Scientific classification
- Kingdom: Animalia
- Phylum: Chordata
- Class: Aves
- Clade: Strisores
- Order: Apodiformes
- Family: Apodidae
- Genus: Chaetura
- Species: C. meridionalis
- Binomial name: Chaetura meridionalis Hellmayr, 1907

= Sick's swift =

- Genus: Chaetura
- Species: meridionalis
- Authority: Hellmayr, 1907
- Conservation status: LC

Species of bird

Sick's swift (Chaetura meridionalis) is a species of swift in the family Apodidae. It was previously considered conspecific with the smaller ashy-tailed swift, but a study published in 1997 found that Sick's swift was closer to the chimney swift. The English name commemorates the German-born ornithologist Helmut Sick who studied South American birds. It is a migratory species that breeds in central South America and overwinters in northern South America. The IUCN has listed it as being of "Least Concern".

==Taxonomy==
Sick's swift was formally described in 1907 by the Austrian ornithologist Carl Eduard Hellmayr from specimens collected in the Santiago del Estero Province of northern Argentina. Hellmayr considered it to be a subspecies of the ashy-tailed swift and coined the trinomial name Chaetura andrei meridionalis. The specific epithet is a Latin word meaning "southern". Based on a study by the ornithologist Manuel Marín, Sick's swift is now considered to be separate from the ashy-tailed swift and has been elevated to species status. The English name commemorates the German-born ornithologist, Helmut Sick, who studied Brazilian birdlife.

==Description==
The upperparts dark smoky brown. The tail is ashy grey with dark shafts and protruding spines, The throat is grey, lower underparts dark brown, bill and legs black.

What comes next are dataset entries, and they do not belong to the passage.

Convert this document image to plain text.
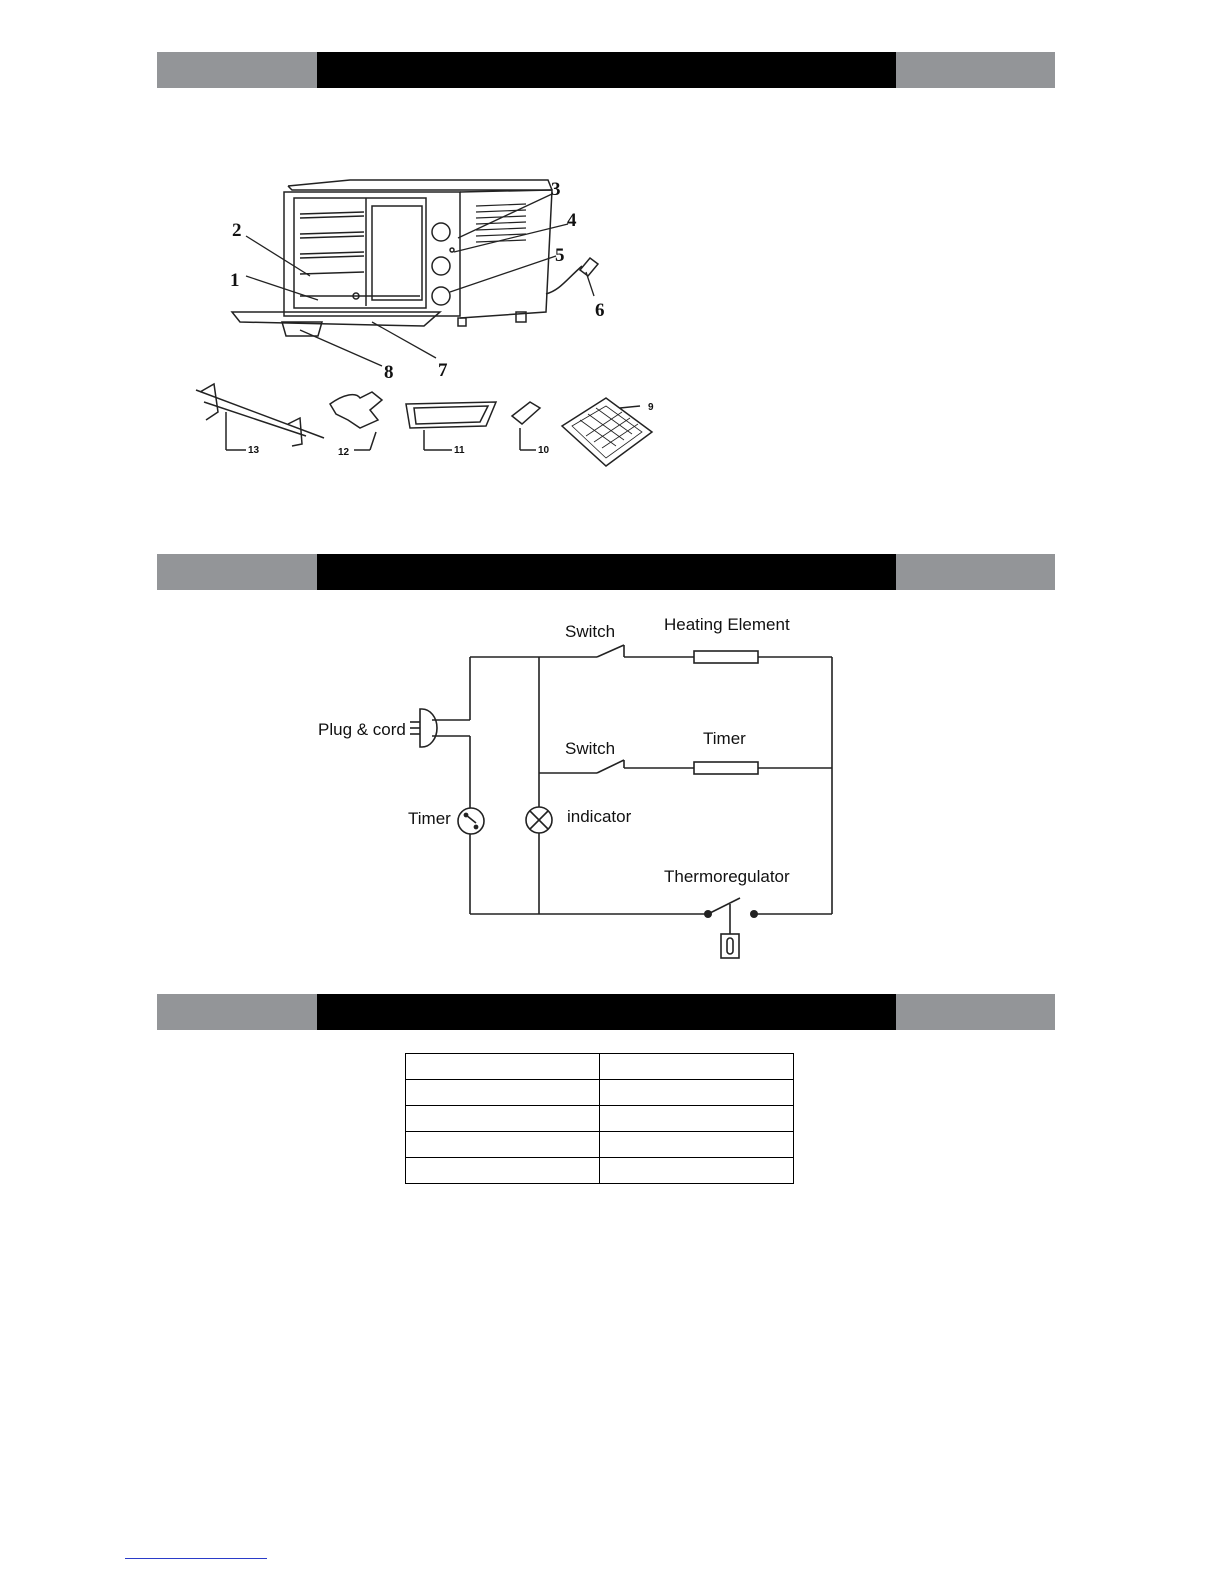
1
2
3
4
5
6
7
8
9
10
11
12
13
Switch	Heating Element
Plug & cord
Switch
Timer
Timer	indicator
Thermoregulator
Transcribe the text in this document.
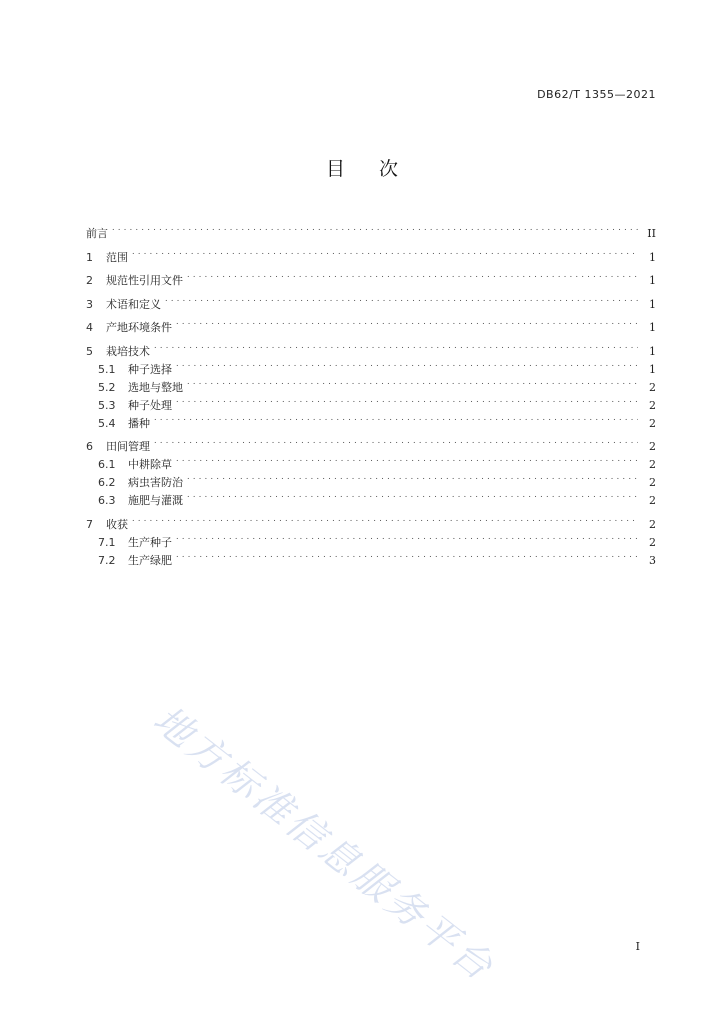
DB62/T 1355—2021
目 次
前言 . . .	II
1	范围 . . .	1
2	规范性引用文件 . . .	1
3	术语和定义 . . .	1
4	产地环境条件 . . .	1
5	栽培技术 . . .	1
5.1	种子选择 . . .	1
5.2	选地与整地 . . .	2
5.3	种子处理 . . .	2
5.4	播种 . . .	2
6	田间管理 . . .	2
6.1	中耕除草 . . .	2
6.2	病虫害防治 . . .	2
6.3	施肥与灌溉 . . .	2
7	收获 . . .	2
7.1	生产种子 . . .	2
7.2	生产绿肥 . . .	3
地方标准信息服务平台	I
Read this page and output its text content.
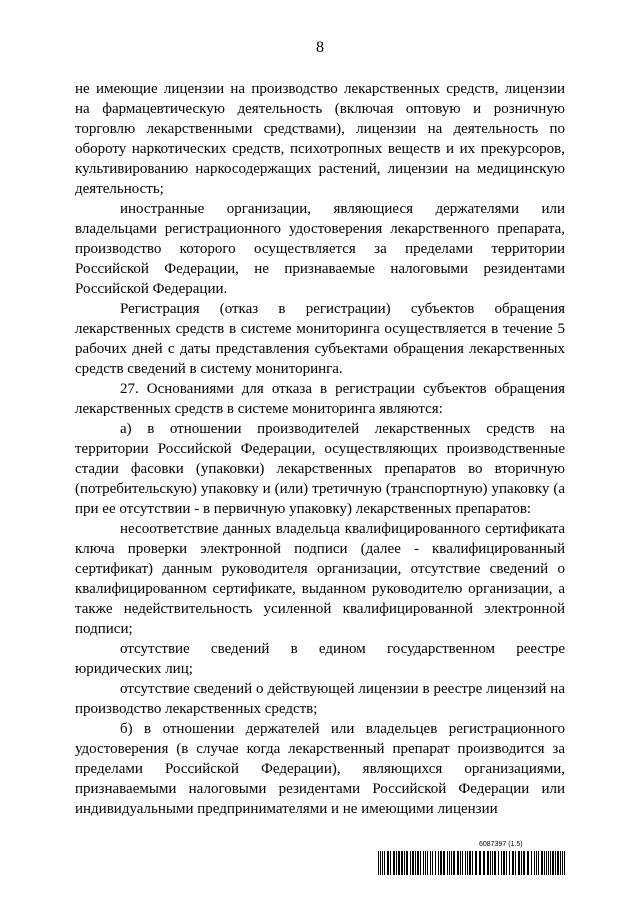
8

не имеющие лицензии на производство лекарственных средств, лицензии на фармацевтическую деятельность (включая оптовую и розничную торговлю лекарственными средствами), лицензии на деятельность по обороту наркотических средств, психотропных веществ и их прекурсоров, культивированию наркосодержащих растений, лицензии на медицинскую деятельность;

иностранные организации, являющиеся держателями или владельцами регистрационного удостоверения лекарственного препарата, производство которого осуществляется за пределами территории Российской Федерации, не признаваемые налоговыми резидентами Российской Федерации.

Регистрация (отказ в регистрации) субъектов обращения лекарственных средств в системе мониторинга осуществляется в течение 5 рабочих дней с даты представления субъектами обращения лекарственных средств сведений в систему мониторинга.

27. Основаниями для отказа в регистрации субъектов обращения лекарственных средств в системе мониторинга являются:

а) в отношении производителей лекарственных средств на территории Российской Федерации, осуществляющих производственные стадии фасовки (упаковки) лекарственных препаратов во вторичную (потребительскую) упаковку и (или) третичную (транспортную) упаковку (а при ее отсутствии - в первичную упаковку) лекарственных препаратов:

несоответствие данных владельца квалифицированного сертификата ключа проверки электронной подписи (далее - квалифицированный сертификат) данным руководителя организации, отсутствие сведений о квалифицированном сертификате, выданном руководителю организации, а также недействительность усиленной квалифицированной электронной подписи;

отсутствие сведений в едином государственном реестре юридических лиц;

отсутствие сведений о действующей лицензии в реестре лицензий на производство лекарственных средств;

б) в отношении держателей или владельцев регистрационного удостоверения (в случае когда лекарственный препарат производится за пределами Российской Федерации), являющихся организациями, признаваемыми налоговыми резидентами Российской Федерации или индивидуальными предпринимателями и не имеющими лицензии

6087397 (1.5)
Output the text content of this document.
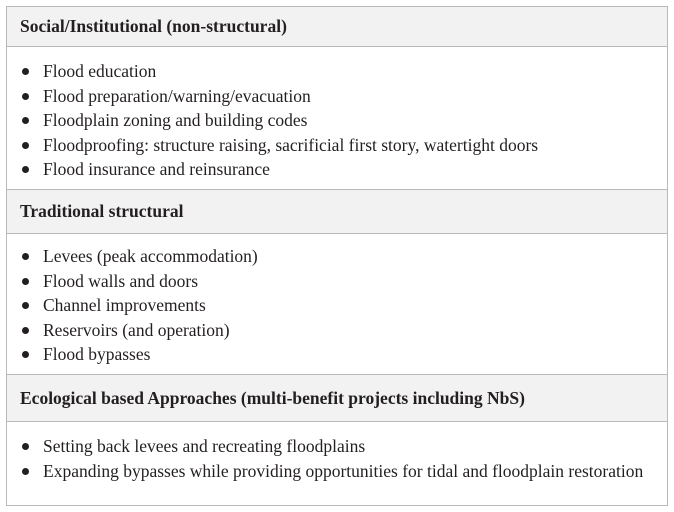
Social/Institutional (non-structural)
Flood education
Flood preparation/warning/evacuation
Floodplain zoning and building codes
Floodproofing: structure raising, sacrificial first story, watertight doors
Flood insurance and reinsurance
Traditional structural
Levees (peak accommodation)
Flood walls and doors
Channel improvements
Reservoirs (and operation)
Flood bypasses
Ecological based Approaches (multi-benefit projects including NbS)
Setting back levees and recreating floodplains
Expanding bypasses while providing opportunities for tidal and floodplain restoration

==Distribution and habitat==
It breeds in south-eastern Brazil and adjacent parts of Argentina, Paraguay and Bolivia, but is believed to spend the Austral winter further north in the Amazon basin, northern South America and Panama. Its exact wintering range is, however, poorly known due to the highly complex matter of field identification of a number of very similar Chaetura swifts found in central and northern South America. In addition to the previously mentioned countries, there are records from Colombia, Venezuela, Suriname and French Guiana.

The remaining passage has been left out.